Got the message? Your brainwaves will tell
The new technique was developed by Professor Tom Francart and his colleagues from the Department of Neurosciences at KU Leuven, Belgium, in collaboration with the University of Maryland. It will allow for a more accurate diagnosis of patients who cannot actively participate in a speech understanding test because they're too young, for instance, or because they're in a coma. In the longer term, the method also holds potential for the development of smart hearing devices.
A common complaint from people with a hearing aid is that they can hear speech but they can't make out its meaning. Indeed, being able to hear speech and actually understanding what's being said are two different things.
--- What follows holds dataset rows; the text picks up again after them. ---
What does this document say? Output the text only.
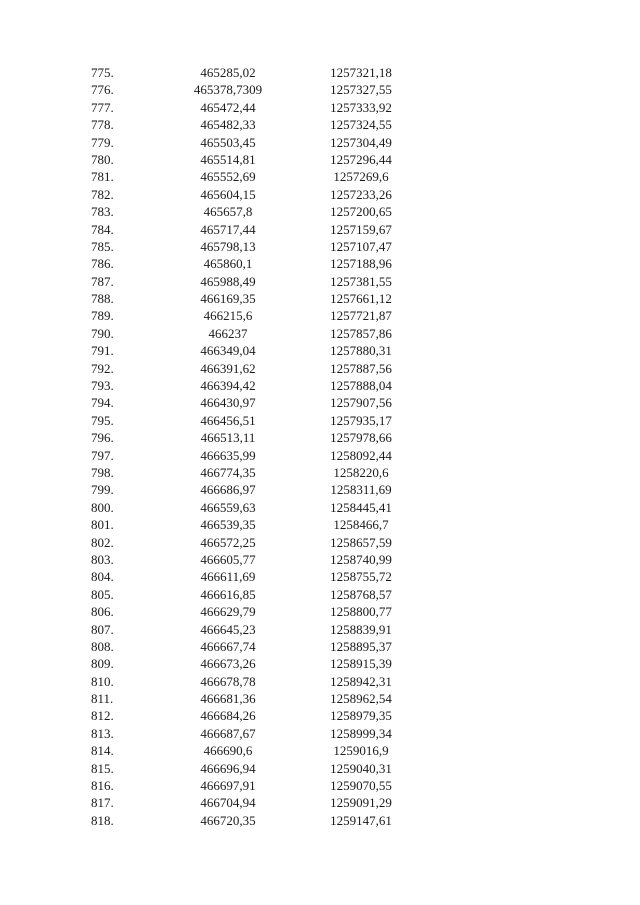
775.	465285,02	1257321,18
776.	465378,7309	1257327,55
777.	465472,44	1257333,92
778.	465482,33	1257324,55
779.	465503,45	1257304,49
780.	465514,81	1257296,44
781.	465552,69	1257269,6
782.	465604,15	1257233,26
783.	465657,8	1257200,65
784.	465717,44	1257159,67
785.	465798,13	1257107,47
786.	465860,1	1257188,96
787.	465988,49	1257381,55
788.	466169,35	1257661,12
789.	466215,6	1257721,87
790.	466237	1257857,86
791.	466349,04	1257880,31
792.	466391,62	1257887,56
793.	466394,42	1257888,04
794.	466430,97	1257907,56
795.	466456,51	1257935,17
796.	466513,11	1257978,66
797.	466635,99	1258092,44
798.	466774,35	1258220,6
799.	466686,97	1258311,69
800.	466559,63	1258445,41
801.	466539,35	1258466,7
802.	466572,25	1258657,59
803.	466605,77	1258740,99
804.	466611,69	1258755,72
805.	466616,85	1258768,57
806.	466629,79	1258800,77
807.	466645,23	1258839,91
808.	466667,74	1258895,37
809.	466673,26	1258915,39
810.	466678,78	1258942,31
811.	466681,36	1258962,54
812.	466684,26	1258979,35
813.	466687,67	1258999,34
814.	466690,6	1259016,9
815.	466696,94	1259040,31
816.	466697,91	1259070,55
817.	466704,94	1259091,29
818.	466720,35	1259147,61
The tests to determine whether you can hear soft sounds are well established. Just think of the test used by audiologists whereby you have to indicate whether you hear beep sounds. An alternative option makes use of EEG, which is often used to test newborns and whereby click sounds are presented through small caps over the ears. Electrodes on the head then measure whether any brainwaves develop in response to these sounds. The great advantage of EEG is that it is objective and that the person undergoing the test doesn't have to do anything. "This means that the test works regardless of the listener's state of mind," says co-author Jonathan Simon from the University of Maryland. "We don't want a test that would fail just because someone stopped paying attention."
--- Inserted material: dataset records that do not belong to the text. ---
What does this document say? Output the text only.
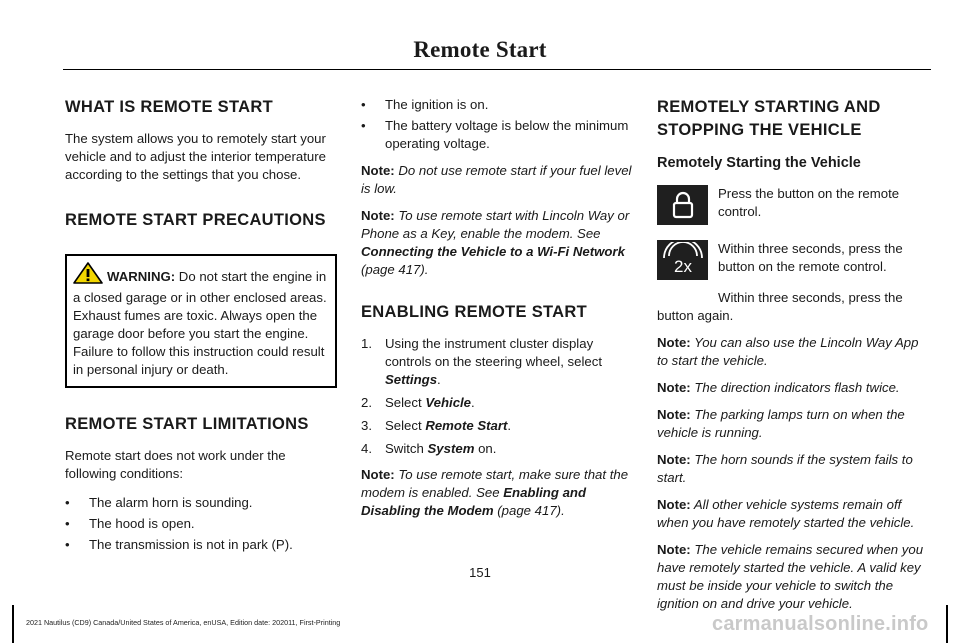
Remote Start
WHAT IS REMOTE START

The system allows you to remotely start your vehicle and to adjust the interior temperature according to the settings that you chose.

REMOTE START PRECAUTIONS
WARNING: Do not start the engine in a closed garage or in other enclosed areas. Exhaust fumes are toxic. Always open the garage door before you start the engine. Failure to follow this instruction could result in personal injury or death.
REMOTE START LIMITATIONS

Remote start does not work under the following conditions:

• The alarm horn is sounding.
• The hood is open.
• The transmission is not in park (P).
• The ignition is on.
• The battery voltage is below the minimum operating voltage.

Note: Do not use remote start if your fuel level is low.

Note: To use remote start with Lincoln Way or Phone as a Key, enable the modem. See Connecting the Vehicle to a Wi-Fi Network (page 417).

ENABLING REMOTE START
1. Using the instrument cluster display controls on the steering wheel, select Settings.
2. Select Vehicle.
3. Select Remote Start.
4. Switch System on.

Note: To use remote start, make sure that the modem is enabled. See Enabling and Disabling the Modem (page 417).

REMOTELY STARTING AND
STOPPING THE VEHICLE
Remotely Starting the Vehicle
Press the button on the remote control.
2x
Within three seconds, press the button on the remote control.

Within three seconds, press the button again.

Note: You can also use the Lincoln Way App to start the vehicle.

Note: The direction indicators flash twice.

Note: The parking lamps turn on when the vehicle is running.

Note: The horn sounds if the system fails to start.

Note: All other vehicle systems remain off when you have remotely started the vehicle.

Note: The vehicle remains secured when you have remotely started the vehicle. A valid key must be inside your vehicle to switch the ignition on and drive your vehicle.

151
2021 Nautilus (CD9) Canada/United States of America, enUSA, Edition date: 202011, First-Printing	carmanualsonline.info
But to test speech understanding, the options are much more limited, explains lead author Tom Francart from KU Leuven: "Today, there's only one way to test speech understanding. First, you hear a word or sentence. You then have to repeat it so that the audiologist can check whether you have understood it. This test obviously requires the patient's active cooperation."
Therefore, scientists set out to find an EEG-based method that can measure hearing as well as speech understanding completely automatically.
"And we've succeeded," says Tom Francart. "Our technique uses 64 electrodes to measure someone's brainwaves while they listen to a sentence. We combine all these measurements and filter out the irrelevant information. If you move your arm, for instance, that creates brainwaves as well. So we filter out the brainwaves that aren't linked to the speech sound as much as possible. We compare the remaining signal with the original sentence. That doesn't just tell us whether you've heard something but also whether you have understood it."
The way this happens is quite similar to comparing two sound files on your computer: when you open the sound files, you sometimes see two figures with sound waves. Tom Francart: "Now, imagine comparing the original sound file of the sentence you've just heard and a different sound file derived from your brainwaves. If there is sufficient similarity between these two files, it means that you have properly understood the message."
This new technique makes it possible to objectively and automatically determine whether someone understands what's being said. This is particularly useful in the case of patients who cannot respond, including patients in a coma.
The findings can also help to develop 'smart' hearing aids and cochlear implants, Francart continues. "Existing devices only ensure that you can hear sounds. But with built-in recording electrodes, the device would be able to measure how well you have understood the message and whether it needs to adjust its settings – depending on the amount of background noise, for instance."